Et la prière finale ‘Délivre nous du Mal est comme un cri lancé vers Dieu de toute l’humanité face à la réalité du mal et de la souffrance des hommes.

 

C’est peut être la seule prière que nous connaissons tous par cœur !

Nous la disons souvent sans trop réfléchir à ce que nous disons, d’une manière un peu automatique. Le Notre Père risque dès lors de se transformer dans une sorte de prière rituelle de notre culte et de notre liturgie.
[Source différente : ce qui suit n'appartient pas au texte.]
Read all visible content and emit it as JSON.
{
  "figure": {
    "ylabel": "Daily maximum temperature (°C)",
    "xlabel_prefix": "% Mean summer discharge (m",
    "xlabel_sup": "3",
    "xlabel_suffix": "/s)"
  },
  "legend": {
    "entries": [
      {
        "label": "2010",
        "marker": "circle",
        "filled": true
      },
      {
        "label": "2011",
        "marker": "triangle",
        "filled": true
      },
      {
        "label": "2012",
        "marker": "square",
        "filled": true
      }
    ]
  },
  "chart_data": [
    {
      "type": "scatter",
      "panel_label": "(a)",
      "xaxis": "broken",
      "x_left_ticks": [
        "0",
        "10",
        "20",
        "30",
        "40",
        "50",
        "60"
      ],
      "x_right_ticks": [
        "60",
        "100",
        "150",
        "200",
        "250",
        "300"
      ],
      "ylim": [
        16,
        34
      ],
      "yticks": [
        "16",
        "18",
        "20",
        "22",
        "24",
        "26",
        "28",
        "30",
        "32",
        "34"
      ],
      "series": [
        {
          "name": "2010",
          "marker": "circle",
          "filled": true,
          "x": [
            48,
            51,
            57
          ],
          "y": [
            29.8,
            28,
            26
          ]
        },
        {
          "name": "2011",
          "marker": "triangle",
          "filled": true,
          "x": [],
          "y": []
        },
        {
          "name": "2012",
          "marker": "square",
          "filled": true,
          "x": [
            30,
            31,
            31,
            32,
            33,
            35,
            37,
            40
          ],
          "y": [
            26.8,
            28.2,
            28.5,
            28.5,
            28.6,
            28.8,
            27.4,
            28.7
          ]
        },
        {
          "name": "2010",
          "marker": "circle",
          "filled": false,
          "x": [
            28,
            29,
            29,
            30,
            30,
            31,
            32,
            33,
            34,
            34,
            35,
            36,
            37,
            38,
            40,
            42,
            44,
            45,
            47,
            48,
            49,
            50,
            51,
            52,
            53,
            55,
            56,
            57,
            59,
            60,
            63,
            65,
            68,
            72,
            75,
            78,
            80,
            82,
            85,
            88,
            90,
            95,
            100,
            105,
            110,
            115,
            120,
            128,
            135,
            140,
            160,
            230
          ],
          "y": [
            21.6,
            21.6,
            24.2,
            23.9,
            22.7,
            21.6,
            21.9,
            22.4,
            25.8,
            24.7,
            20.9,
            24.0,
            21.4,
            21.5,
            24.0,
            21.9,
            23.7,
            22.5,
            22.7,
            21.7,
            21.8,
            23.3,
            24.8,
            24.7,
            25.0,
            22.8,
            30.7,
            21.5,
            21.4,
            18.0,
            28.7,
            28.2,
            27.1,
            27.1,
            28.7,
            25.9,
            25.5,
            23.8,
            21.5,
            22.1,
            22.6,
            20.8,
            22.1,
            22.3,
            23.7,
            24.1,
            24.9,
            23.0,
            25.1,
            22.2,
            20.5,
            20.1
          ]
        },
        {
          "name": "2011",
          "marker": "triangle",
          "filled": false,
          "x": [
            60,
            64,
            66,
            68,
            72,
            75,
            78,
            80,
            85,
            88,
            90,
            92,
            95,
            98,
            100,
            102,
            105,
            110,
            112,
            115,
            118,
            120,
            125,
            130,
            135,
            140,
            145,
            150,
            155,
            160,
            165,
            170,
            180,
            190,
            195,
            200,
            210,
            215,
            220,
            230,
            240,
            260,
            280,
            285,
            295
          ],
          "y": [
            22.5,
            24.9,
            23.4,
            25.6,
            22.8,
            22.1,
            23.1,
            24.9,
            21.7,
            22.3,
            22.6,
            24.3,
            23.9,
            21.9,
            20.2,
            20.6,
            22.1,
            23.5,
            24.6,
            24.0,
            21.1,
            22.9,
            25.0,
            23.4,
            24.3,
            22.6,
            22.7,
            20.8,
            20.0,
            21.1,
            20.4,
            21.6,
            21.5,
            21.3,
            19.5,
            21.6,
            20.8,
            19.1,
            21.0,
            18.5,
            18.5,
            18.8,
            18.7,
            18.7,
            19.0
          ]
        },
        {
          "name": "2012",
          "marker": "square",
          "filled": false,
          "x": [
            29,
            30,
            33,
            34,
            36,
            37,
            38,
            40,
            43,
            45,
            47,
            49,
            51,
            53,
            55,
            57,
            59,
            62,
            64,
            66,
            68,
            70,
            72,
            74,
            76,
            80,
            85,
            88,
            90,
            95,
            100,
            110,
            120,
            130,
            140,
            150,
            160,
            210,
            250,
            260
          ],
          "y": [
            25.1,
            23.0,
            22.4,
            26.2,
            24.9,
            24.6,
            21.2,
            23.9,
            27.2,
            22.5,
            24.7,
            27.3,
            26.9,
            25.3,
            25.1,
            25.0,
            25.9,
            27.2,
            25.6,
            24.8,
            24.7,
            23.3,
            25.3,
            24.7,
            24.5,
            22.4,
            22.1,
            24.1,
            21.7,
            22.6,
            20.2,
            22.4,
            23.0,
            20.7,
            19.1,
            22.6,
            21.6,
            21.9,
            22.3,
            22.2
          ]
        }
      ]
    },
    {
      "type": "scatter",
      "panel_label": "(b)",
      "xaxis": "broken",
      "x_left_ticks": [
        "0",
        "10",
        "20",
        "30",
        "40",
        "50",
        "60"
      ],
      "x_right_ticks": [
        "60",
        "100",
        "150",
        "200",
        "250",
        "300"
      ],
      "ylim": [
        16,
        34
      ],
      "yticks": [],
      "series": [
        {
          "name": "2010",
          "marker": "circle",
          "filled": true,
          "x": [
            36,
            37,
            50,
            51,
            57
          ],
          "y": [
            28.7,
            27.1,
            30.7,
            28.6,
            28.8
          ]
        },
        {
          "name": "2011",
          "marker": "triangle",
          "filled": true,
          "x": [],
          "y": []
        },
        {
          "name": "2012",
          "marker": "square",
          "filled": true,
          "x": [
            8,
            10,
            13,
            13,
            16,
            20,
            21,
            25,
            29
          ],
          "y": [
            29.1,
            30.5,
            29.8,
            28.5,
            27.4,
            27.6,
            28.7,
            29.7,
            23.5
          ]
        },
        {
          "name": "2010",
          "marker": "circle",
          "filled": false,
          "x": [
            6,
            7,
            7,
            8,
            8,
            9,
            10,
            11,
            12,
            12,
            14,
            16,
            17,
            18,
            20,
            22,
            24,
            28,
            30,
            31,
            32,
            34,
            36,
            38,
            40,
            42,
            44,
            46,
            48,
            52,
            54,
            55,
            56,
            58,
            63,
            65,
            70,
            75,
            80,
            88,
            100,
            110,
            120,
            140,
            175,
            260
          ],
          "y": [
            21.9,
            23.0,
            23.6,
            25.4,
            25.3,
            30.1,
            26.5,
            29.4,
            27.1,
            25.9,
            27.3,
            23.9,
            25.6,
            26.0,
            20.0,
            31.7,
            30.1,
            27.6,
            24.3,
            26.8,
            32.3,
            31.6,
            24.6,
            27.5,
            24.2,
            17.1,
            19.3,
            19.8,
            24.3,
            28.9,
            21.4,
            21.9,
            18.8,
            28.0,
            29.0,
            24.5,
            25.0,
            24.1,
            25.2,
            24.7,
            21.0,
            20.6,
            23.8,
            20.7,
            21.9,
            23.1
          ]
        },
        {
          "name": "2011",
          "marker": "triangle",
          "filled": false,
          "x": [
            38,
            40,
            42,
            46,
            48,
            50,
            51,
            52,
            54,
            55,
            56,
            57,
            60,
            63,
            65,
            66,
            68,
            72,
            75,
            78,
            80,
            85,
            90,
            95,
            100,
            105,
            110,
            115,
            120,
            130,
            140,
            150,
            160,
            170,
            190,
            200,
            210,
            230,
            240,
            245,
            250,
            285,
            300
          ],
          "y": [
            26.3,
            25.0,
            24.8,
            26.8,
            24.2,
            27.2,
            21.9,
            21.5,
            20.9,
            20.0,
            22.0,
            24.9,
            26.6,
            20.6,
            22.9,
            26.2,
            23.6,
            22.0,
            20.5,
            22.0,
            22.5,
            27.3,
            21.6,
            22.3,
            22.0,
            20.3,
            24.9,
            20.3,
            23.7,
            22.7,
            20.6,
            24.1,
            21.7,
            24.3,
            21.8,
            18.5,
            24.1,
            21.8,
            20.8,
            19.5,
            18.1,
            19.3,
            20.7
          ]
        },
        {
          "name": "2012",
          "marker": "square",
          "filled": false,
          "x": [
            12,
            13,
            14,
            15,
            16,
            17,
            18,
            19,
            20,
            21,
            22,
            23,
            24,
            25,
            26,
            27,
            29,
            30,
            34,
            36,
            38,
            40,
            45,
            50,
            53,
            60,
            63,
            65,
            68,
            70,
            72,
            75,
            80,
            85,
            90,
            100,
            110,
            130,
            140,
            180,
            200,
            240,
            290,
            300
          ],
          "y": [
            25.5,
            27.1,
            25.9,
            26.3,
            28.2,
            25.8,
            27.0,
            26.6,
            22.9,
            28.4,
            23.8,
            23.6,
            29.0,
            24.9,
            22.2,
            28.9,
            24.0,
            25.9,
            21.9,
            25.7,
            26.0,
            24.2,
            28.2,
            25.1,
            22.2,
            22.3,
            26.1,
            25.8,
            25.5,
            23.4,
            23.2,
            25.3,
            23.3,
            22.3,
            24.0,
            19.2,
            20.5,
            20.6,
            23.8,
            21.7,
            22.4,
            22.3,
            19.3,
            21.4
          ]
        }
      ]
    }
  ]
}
C’est peut être inévitable : c’est bien sûr le risque de toutes les choses qui se répète souvent. On finit de les dire ou faire sans trop y réfléchir….

 

Mais ainsi le danger nous guette de prier cette prière avec nos lèvres seulement et non plus avec notre cœur. De dire une prière rituelle et non plus une prière qui nous engage, qui nous place réellement devant Dieu, le Dieu de Jésus Christ

C’est dommage parce que la prière devrait engager notre vie et nos actes si elle veut être une prière vraie. Et le Notre Père est bien parmi ces prières qui engagent sérieusement notre vie, si nous la prions sérieusement, conscients des paroles que nous disons.

 

Voilà une bonne raison pour revenir de temps en autre au sens profond de cette prière, de dépoussiérer les mots et de la dé-ritualiser en quelque sorte ; pour lui redonner la force et la vigueur dans notre vie chrétienne qu’elle mérite. Celle que Jésus a souhaité.

 

Cette prière est d’ailleurs tellement dense et riche que nous n’avons jamais fini de la méditer. Comment s’en étonner : elle a jailli du cœur de Jésus lui-même. Elle nous mène droit au cœur de l’évangile. Cette prière est comme l’a dit très justement un Père de l’église « un résumé de l’Evangile ».

 

En effet les grandes thèmes du message de Jésus s’y retrouve presque tous : d’abord la paternité de Dieu, la venue du Royaume de Dieu, la recherche de faire la volonté de Dieu, le pain et la nourriture de l’homme, le pardon reçu et donné, le combat contre le mal et la souffrance des hommes, la tentation et donc la faiblesse de l’homme et enfin la gloire et la puissance de Dieu.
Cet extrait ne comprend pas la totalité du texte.